50 years ago, NASA astronauts prepared to return to space

Excerpt from the June 8, 1968 issue of Science News

Apollo 7 crew

THREE’S COMPANY  Twenty months after the deadly fire on Apollo 1, Apollo 7 and its crew (from left),  Donn F. Eisele, Walter M. Schirra, Jr. and Walter Cunningham, spent nearly 11 days in space, completing 163 orbits of Earth.

NASA

Apollo milestone at last

The spacecraft fire that killed three Apollo astronauts and rocked the space agency a year and a half ago is still being felt.… Last week, after a series of delays … a major milestone was finally reached: the first manned tests of an Apollo spacecraft to include all the new equipment and safeguards incorporated since the fire. — Science News, June 8, 1968.

Update

Since that lunar program reboot, hundreds of NASA astronauts have made it to space, and 12 astronauts have walked on the surface of the moon.

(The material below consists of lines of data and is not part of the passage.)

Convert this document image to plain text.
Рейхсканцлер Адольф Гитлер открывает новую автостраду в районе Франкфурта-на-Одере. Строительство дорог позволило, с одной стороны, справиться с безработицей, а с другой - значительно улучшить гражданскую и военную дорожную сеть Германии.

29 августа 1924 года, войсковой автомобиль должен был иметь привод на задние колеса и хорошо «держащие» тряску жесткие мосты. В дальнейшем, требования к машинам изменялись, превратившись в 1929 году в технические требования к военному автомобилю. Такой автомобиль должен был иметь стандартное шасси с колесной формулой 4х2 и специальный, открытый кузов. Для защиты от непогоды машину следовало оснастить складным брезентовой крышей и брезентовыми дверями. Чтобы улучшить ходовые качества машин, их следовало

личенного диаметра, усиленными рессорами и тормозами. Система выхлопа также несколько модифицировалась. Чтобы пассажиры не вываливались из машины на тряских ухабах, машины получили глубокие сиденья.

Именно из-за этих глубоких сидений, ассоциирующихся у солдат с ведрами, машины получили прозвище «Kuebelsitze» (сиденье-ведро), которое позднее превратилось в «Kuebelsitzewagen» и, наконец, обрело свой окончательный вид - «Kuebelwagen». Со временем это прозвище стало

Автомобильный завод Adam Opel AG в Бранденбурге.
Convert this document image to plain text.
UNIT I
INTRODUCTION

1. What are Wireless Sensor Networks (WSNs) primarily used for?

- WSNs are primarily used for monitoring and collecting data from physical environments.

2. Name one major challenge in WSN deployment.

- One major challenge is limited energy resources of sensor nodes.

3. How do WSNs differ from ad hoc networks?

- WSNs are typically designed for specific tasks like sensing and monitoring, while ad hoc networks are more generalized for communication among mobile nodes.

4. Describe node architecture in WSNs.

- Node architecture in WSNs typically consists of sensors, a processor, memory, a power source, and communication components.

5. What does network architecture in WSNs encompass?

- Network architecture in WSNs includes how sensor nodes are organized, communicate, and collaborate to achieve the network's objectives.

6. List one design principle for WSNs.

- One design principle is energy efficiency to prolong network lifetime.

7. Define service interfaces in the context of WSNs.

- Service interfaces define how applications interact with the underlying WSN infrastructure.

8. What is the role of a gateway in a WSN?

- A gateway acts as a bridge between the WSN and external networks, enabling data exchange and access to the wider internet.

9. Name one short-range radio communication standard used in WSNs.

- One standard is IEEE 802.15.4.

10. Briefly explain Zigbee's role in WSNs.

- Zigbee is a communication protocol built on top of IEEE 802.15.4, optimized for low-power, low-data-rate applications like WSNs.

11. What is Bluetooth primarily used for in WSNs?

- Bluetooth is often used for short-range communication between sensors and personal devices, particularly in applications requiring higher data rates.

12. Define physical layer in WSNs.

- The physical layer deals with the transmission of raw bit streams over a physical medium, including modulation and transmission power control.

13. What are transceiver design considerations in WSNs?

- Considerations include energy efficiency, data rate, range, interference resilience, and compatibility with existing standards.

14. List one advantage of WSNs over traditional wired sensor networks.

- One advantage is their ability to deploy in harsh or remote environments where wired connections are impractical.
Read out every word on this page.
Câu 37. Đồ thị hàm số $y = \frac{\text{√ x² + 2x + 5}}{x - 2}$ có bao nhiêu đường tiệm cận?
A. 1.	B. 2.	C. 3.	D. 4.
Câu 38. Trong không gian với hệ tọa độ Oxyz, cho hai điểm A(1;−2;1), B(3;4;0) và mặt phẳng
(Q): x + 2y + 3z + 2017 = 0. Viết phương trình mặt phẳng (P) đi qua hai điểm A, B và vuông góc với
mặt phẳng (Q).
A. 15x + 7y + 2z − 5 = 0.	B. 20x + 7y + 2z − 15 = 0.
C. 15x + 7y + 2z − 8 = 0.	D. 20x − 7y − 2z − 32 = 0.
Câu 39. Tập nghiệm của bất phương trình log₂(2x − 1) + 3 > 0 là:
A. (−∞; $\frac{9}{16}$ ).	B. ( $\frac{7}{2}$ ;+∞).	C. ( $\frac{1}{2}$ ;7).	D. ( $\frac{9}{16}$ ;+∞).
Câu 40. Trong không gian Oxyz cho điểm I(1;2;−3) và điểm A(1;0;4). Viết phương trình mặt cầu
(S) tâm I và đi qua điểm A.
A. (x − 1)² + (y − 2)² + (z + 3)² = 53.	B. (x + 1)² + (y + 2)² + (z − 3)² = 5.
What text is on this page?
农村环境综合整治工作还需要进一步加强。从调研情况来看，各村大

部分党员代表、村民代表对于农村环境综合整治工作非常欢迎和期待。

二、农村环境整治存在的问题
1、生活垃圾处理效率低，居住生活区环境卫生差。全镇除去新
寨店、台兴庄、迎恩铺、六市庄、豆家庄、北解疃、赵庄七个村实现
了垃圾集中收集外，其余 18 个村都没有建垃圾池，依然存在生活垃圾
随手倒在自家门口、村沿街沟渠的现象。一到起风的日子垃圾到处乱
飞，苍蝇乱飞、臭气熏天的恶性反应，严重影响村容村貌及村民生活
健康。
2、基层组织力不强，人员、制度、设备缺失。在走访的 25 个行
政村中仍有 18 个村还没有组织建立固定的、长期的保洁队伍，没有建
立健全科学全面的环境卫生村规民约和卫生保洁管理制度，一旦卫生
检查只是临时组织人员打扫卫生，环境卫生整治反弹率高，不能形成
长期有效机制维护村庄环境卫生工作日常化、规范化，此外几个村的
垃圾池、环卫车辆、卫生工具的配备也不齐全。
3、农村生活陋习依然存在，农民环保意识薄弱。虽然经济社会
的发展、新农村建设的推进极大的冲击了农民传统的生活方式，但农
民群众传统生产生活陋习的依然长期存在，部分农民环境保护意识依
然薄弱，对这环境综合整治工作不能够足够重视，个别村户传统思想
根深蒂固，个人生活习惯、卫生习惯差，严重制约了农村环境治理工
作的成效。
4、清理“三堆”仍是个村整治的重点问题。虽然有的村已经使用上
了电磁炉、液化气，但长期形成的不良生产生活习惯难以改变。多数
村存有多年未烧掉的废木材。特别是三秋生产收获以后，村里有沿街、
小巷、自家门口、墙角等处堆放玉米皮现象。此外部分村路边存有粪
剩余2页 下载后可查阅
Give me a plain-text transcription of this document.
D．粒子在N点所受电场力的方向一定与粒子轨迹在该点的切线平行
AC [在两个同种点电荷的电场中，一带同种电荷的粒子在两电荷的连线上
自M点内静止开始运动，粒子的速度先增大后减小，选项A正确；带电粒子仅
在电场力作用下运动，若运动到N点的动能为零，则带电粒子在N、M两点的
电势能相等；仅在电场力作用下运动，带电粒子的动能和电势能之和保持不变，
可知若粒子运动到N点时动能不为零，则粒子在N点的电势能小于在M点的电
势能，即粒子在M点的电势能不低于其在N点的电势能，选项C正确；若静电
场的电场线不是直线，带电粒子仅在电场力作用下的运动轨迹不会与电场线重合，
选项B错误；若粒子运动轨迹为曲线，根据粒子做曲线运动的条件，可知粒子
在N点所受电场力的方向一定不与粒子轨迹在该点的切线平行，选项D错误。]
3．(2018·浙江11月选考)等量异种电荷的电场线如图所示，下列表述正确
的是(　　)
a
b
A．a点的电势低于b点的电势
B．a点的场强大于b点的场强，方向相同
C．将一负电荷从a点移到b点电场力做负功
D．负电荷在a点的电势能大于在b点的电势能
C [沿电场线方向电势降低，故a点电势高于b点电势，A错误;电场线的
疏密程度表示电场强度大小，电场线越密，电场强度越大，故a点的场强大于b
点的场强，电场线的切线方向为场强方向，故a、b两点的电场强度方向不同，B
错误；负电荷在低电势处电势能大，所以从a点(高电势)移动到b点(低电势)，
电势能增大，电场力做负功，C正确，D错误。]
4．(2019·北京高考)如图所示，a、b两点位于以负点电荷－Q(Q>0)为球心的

After NASA retired the U.S. Space Shuttle program in 2011, American astronauts have had to rely on Russia’s Soyuz spacecraft to reach the International Space Station (SN: 6/11/16, p. 4). Once again, U.S. spacecraft, from SpaceX and Boeing, are planned to take American astronauts into space, but delays have pushed those efforts back to late 2019 and 2020.